Cavnue will set up the technology along a 21-mile stretch of the road in Central Texas. It will have a focus on trucks.

Safety advocates have spent years pushing for new technologies to address a sharp rise in deaths from truck crashes — up 48% in a decade.

Now, after fatalities rose for the eighth straight year, federal transportation officials are moving ahead with new rules designed to make trucks less deadly…

…two federal regulatory agencies are looking at whether to require new trucks to have automatic emergency braking (AEB) systems. The agencies, the Federal Motor Carrier Safety Administration and the National Highway Traffic Safety Administration, also are considering requiring devices that limit how fast trucks can go. Both regulations already are in place in many other countries…

But the 150,000-member Owner-Operator Independent Drivers Association has come out against the new rules, expressing concerns about how foolproof the technology is. And the group has found a receptive audience on Capitol Hill.
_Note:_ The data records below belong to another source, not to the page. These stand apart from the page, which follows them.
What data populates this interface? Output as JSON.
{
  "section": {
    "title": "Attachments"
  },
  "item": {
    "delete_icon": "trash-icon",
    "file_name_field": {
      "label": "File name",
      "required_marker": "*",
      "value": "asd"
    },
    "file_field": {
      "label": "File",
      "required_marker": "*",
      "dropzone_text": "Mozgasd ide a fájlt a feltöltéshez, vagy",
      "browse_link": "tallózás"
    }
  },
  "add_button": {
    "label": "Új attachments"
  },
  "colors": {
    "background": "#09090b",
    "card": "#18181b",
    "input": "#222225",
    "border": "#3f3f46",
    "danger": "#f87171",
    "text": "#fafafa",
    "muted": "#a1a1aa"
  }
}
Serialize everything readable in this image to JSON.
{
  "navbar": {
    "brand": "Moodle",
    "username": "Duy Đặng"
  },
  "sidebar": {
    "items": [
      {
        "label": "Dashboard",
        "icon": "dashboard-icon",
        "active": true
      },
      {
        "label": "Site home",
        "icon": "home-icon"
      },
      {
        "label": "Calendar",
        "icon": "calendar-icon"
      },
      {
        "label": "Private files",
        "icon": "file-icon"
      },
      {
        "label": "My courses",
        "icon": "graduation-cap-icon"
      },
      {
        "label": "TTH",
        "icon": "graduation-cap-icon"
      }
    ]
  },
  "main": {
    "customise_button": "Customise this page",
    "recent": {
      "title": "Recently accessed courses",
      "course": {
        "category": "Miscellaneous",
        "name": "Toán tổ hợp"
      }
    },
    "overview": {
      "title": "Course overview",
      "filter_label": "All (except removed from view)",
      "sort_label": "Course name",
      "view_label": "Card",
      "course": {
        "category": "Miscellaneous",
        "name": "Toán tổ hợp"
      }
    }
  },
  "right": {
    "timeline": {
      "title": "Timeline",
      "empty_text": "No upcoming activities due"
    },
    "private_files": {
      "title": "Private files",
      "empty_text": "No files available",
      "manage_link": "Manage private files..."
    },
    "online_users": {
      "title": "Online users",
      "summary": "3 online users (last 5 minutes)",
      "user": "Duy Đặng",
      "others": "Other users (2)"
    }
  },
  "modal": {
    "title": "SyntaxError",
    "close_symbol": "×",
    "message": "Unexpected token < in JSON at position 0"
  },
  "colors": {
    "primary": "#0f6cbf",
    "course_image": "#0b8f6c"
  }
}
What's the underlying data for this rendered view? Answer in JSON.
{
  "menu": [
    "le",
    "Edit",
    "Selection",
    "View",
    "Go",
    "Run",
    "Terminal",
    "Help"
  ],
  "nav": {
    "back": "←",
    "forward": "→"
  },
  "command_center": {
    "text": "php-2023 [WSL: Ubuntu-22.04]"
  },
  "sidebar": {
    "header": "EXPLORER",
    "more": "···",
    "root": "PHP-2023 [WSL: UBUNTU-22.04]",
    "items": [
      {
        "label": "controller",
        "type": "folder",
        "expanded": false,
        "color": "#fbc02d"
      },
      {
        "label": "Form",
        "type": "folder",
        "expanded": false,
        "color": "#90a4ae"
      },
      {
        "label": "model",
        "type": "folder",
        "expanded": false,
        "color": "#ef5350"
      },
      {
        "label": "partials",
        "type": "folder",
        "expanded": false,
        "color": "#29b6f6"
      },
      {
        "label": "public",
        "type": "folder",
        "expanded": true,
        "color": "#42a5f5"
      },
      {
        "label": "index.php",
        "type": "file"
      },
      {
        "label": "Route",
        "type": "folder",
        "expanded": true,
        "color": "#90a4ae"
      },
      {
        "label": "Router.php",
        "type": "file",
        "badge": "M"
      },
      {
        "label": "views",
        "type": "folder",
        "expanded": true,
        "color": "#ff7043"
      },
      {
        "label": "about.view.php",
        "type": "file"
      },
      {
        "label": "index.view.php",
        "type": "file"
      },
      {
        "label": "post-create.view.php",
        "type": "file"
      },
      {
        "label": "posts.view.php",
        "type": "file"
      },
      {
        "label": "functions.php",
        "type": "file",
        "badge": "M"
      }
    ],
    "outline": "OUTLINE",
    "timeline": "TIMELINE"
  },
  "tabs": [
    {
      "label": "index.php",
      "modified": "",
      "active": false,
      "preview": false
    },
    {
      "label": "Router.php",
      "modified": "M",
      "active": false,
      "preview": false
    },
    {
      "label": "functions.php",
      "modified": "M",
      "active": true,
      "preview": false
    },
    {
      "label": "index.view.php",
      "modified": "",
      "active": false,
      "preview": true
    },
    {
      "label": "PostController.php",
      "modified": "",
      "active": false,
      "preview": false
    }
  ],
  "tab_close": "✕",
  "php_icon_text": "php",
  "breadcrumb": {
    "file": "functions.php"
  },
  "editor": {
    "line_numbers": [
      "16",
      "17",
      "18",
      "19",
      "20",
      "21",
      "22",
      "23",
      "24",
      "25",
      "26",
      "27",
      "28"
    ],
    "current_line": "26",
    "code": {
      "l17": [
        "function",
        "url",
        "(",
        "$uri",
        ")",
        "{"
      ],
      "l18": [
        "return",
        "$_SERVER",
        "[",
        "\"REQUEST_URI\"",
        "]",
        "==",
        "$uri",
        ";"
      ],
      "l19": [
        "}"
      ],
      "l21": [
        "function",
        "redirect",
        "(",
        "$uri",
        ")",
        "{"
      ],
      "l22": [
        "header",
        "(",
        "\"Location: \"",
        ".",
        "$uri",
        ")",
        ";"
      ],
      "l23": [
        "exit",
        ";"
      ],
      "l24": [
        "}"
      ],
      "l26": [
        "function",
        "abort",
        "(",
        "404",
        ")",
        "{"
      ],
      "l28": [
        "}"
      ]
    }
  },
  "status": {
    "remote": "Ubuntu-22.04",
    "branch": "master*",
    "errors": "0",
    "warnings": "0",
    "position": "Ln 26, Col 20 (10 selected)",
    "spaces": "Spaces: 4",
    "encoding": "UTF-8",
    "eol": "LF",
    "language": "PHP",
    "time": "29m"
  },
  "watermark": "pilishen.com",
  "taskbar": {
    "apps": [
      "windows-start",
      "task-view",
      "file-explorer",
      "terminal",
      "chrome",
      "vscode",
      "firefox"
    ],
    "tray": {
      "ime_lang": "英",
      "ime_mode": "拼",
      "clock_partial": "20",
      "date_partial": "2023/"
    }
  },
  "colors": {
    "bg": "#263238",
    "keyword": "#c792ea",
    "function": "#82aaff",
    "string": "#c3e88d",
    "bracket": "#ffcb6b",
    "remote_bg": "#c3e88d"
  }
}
House Republican legislation funding the U.S. Transportation Department through Sept. 30, 2024, would ban the agency from moving ahead with either proposed regulation.

Tesla faces a ban on selling its full self-driving technology in Britain under new driverless car laws, in a setback to Elon Musk’s plans for millions of robot-driven vehicles.

The Department for Transport will prevent carmakers from describing vehicles as “self-driving” or “driverless” unless their systems are approved under changes coming as soon as next year…

Tesla has for years charged motorists around the world thousands of pounds for an optional “full self-driving” upgrade, but has only activated a test version of the technology in North America.

Despite its name, the feature requires constant monitoring from drivers and is described as an “assistance” system, meaning that it would be unlikely to meet the high bar for government approval under its upcoming Automated Vehicles Bill.

Last week, government notes on how it plans to enforce the bill said the terms “self-drive”, “self-driving”, “drive itself”, “driverless” and “automated vehicle” would be regulated under efforts to prevent the “misleading marketing” of the technology.